Bu bilgilerden sonra belki de ortaya şöyle bir teorem atılabilir:
Güçlü bir beyin dalgasına sahip CMF, kandaki manyetizma ile rezonansa girip genliğini büyütebilir; bu sonuç ise majikal metotlarla kullanılırsa majikal çalışma başarısını önemli ölçüde arttıracaktır.
Güçlü beyin ise yüksek gama dalgasına çıkabilen beyindir; çünkü gama dalgaları beynin en yüksek frekanslı dalgalardır.
[Gama dalgalarının -biraz teatral açıdan olsa da- gücü, baş rollerini Richard Burton, Lee Remick, Lino Ventura’nın paylaştığı 1978 yapımı The Medusa Touch adlı filmde izlenebilir. SPOILER İÇERİR!
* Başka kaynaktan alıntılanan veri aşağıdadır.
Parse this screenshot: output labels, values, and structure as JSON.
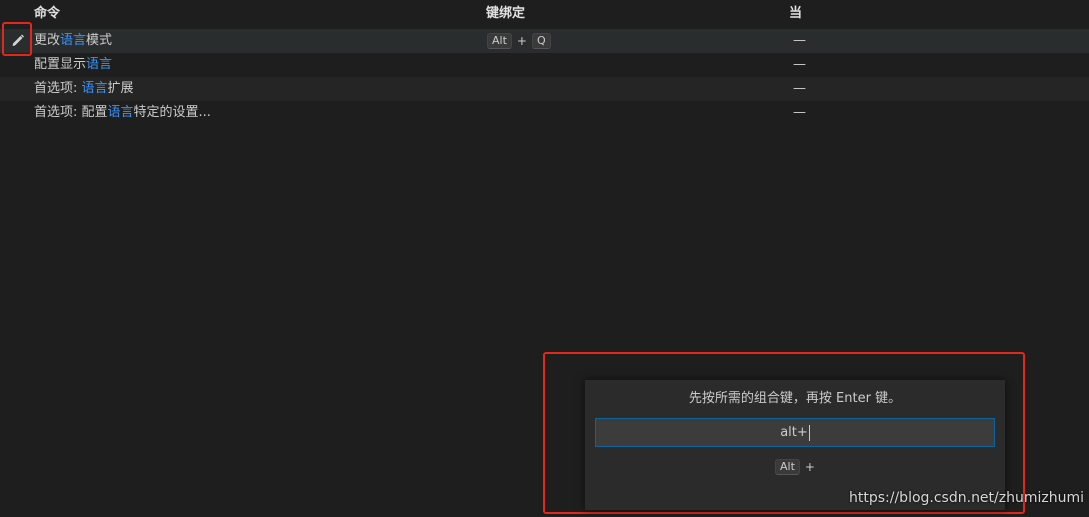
{
  "table": {
    "headers": {
      "command": "命令",
      "keybinding": "键绑定",
      "when": "当"
    },
    "rows": [
      {
        "command_parts": [
          "更改",
          "语言",
          "模式"
        ],
        "keybinding": [
          "Alt",
          "+",
          "Q"
        ],
        "when": "—"
      },
      {
        "command_parts": [
          "配置显示",
          "语言",
          ""
        ],
        "keybinding": [],
        "when": "—"
      },
      {
        "command_parts": [
          "首选项: ",
          "语言",
          "扩展"
        ],
        "keybinding": [],
        "when": "—"
      },
      {
        "command_parts": [
          "首选项: 配置",
          "语言",
          "特定的设置..."
        ],
        "keybinding": [],
        "when": "—"
      }
    ]
  },
  "icons": {
    "edit": "pencil-icon"
  },
  "dialog": {
    "message": "先按所需的组合键，再按 Enter 键。",
    "input_value": "alt+",
    "preview": [
      "Alt",
      "+"
    ]
  },
  "watermark": "https://blog.csdn.net/zhumizhumi",
  "colors": {
    "highlight": "#3794ff",
    "annotation": "#e3271d",
    "input_border": "#0e639c"
  }
}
Filmin son dakikalarında majinin ana argümanı olan gama dalga boyunun neler yapmaya kaadir olduğu çarpıcı şekilde (abartılı şekilde ) görülebilecektir. Bu nokta ilgili filmin tanıtım afişine bakılabilir.
]
Majsiyen olmanın yegane anlamı ise garip teknikler uygulamak, acayip kelimelerden medet ummak, geniz yakan buhurlar tüttürmek, mesnetsiz sözlere inanmak değildir. Modern majisyenler (dilerseniz buna Kova Burcu Çağı majisyenleri diyelim) ; evrenin fizik çalışma prensibine haiz, bu kuralları amacına yönelik yorumlayarak kullanabilen ve kullanabilmek için yüksek gamaya sahip kişilerdir.
Sonuca gelelim.
Yüksek gama sahibi majisyen kurban kesildiği an akan kanda bulunan manyetizmayı çalışmada kullanabilir.
Janus'tan not:
Bir canlının yaşam hakkını kişisel çıkarlar için elinden alabilen beyin elektriği (CMF) kesinlikle negatiftir. Kurban kanı ile güçlenen negatif alanı Ondan daha negatif alanlar(!)
celp edecek; bu negatif alanlar majisyen negatif alanı ile senkronize olacaktır.
Söz edilen durumun anlamı ise kurban edenin eninde sonunda kurban durumuna düşeceğidir.